Khanolkar received a Sangeet Nataka Academy Award in 1976 for his playwriting. His collection of poems Nakshatranche Dene posthumously received a Sahitya Akademi Award in 1978.

==List of literary work==

===Collections of poems===
- Jogva (जोगवा) (1959)
- Divelagan (दिवेलागण) (1962)
- Nakshatranche Dene (नक्षत्रांचे देणे) (1975)

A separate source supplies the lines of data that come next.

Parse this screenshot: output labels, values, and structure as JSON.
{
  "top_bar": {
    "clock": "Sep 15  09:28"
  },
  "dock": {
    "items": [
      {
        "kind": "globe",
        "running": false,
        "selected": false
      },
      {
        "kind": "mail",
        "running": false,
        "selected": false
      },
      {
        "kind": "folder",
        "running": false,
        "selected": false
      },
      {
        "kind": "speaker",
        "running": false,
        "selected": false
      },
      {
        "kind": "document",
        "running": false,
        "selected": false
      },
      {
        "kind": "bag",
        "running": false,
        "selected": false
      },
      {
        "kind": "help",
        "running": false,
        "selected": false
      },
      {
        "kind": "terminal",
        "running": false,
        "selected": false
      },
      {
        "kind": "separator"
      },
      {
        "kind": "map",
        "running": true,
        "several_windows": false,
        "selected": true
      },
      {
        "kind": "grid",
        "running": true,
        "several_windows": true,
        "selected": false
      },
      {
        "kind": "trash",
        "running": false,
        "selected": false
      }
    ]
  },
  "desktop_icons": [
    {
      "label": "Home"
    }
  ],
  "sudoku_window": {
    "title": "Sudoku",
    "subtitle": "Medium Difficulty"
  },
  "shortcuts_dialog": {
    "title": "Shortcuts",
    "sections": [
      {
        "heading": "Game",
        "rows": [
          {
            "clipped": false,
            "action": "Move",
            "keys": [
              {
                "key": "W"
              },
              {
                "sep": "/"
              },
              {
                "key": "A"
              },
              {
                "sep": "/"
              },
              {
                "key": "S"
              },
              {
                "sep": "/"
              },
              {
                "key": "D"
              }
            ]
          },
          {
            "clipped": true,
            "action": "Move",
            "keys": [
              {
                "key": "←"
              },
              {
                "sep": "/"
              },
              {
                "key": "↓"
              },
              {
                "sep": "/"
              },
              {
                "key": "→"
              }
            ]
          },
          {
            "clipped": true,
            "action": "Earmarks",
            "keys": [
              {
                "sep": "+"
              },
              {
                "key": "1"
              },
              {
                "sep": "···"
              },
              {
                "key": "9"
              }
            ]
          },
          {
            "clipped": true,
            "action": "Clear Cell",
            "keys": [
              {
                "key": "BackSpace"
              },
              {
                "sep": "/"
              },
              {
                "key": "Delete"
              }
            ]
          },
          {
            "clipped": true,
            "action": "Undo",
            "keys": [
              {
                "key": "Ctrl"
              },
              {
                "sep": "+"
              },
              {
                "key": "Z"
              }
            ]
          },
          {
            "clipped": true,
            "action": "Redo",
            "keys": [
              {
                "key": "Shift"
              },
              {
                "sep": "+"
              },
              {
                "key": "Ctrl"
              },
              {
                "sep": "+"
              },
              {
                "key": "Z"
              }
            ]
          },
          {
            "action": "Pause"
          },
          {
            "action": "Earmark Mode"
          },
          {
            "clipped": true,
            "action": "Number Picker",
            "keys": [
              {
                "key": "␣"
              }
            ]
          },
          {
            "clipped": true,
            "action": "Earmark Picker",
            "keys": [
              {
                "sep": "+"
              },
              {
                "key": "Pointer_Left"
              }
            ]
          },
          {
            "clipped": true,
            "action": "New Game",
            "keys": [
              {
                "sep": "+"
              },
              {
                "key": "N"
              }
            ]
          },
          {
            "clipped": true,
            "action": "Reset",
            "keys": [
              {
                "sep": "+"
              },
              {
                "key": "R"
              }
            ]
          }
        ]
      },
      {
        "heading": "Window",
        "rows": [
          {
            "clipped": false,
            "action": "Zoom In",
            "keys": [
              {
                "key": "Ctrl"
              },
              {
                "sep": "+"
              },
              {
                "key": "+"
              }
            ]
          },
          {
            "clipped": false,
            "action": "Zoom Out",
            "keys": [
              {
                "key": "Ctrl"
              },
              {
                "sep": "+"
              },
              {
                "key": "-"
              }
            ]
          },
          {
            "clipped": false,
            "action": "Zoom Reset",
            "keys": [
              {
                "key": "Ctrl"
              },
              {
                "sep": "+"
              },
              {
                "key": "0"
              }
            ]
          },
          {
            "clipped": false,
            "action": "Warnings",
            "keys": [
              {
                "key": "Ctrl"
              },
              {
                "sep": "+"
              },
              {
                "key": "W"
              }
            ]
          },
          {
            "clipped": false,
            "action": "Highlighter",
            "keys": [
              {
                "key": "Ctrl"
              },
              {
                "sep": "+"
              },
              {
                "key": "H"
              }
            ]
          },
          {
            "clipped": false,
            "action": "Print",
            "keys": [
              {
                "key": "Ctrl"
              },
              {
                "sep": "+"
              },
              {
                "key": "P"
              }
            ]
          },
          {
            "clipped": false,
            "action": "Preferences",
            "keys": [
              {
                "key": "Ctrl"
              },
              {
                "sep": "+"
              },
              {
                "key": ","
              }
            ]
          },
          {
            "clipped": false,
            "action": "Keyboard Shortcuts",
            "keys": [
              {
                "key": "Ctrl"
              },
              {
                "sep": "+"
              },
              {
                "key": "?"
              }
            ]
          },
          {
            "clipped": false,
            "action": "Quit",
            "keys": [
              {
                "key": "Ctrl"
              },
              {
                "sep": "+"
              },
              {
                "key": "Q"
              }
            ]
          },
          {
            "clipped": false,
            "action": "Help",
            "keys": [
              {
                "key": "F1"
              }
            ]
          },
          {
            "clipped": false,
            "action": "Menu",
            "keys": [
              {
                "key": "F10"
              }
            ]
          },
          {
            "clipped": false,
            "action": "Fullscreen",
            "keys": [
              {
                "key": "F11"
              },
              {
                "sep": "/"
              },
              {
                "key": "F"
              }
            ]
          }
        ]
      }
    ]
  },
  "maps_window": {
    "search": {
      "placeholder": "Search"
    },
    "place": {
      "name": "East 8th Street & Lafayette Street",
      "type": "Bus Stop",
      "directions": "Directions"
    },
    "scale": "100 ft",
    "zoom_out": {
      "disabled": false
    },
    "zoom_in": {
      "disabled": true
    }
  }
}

===Collection of stories===
- Sanai (सनई) (1964)
- Rakhi Pakharu (राखी पाखरू) (1971)
- Chapha Ani Dewachi Aai (चाफा आणि देवाची आई) (1975)

===Novels===
- Ratra Kali Ghagar Kali (रात्र काळी घागर काळी) (1962)
- Ajagar (अजगर) (1965)
- Kondura (कोंडुरा) (1966)
- Trishanku (त्रिशंकु) (1968)
- Ganuraya Ani Chani (गणुराय आणि चानी) (1970)
- Pishacch (पिशाच्च) (1970)
- Aganchar (अगंचर) (1970)
- Adnyat Kabutare (1970)
- Pashan Palawi (पाषाण पालवी) (1976)

===Plays===
- Ek Shunya Bajirao (एक शून्य बाजीराव) (1966)
- Sagesoyare (सगेसोयरे) (1967)
- Avadhya (अवध्य) (1972)
- Kalay Tasmai Namaha (कालाय तस्मै नमः) (1972)
- Ajab Nyay Wartulacha (अजब न्याय वर्तुळाचा) (1974)
- Guru Maharaj Guru (गुरु महाराज गुरु) — an unpublished play by Khanolkar, was presented by Rangayan on stage directed by Vijaya Mehta, with Shriram Lagoo as the lead actor.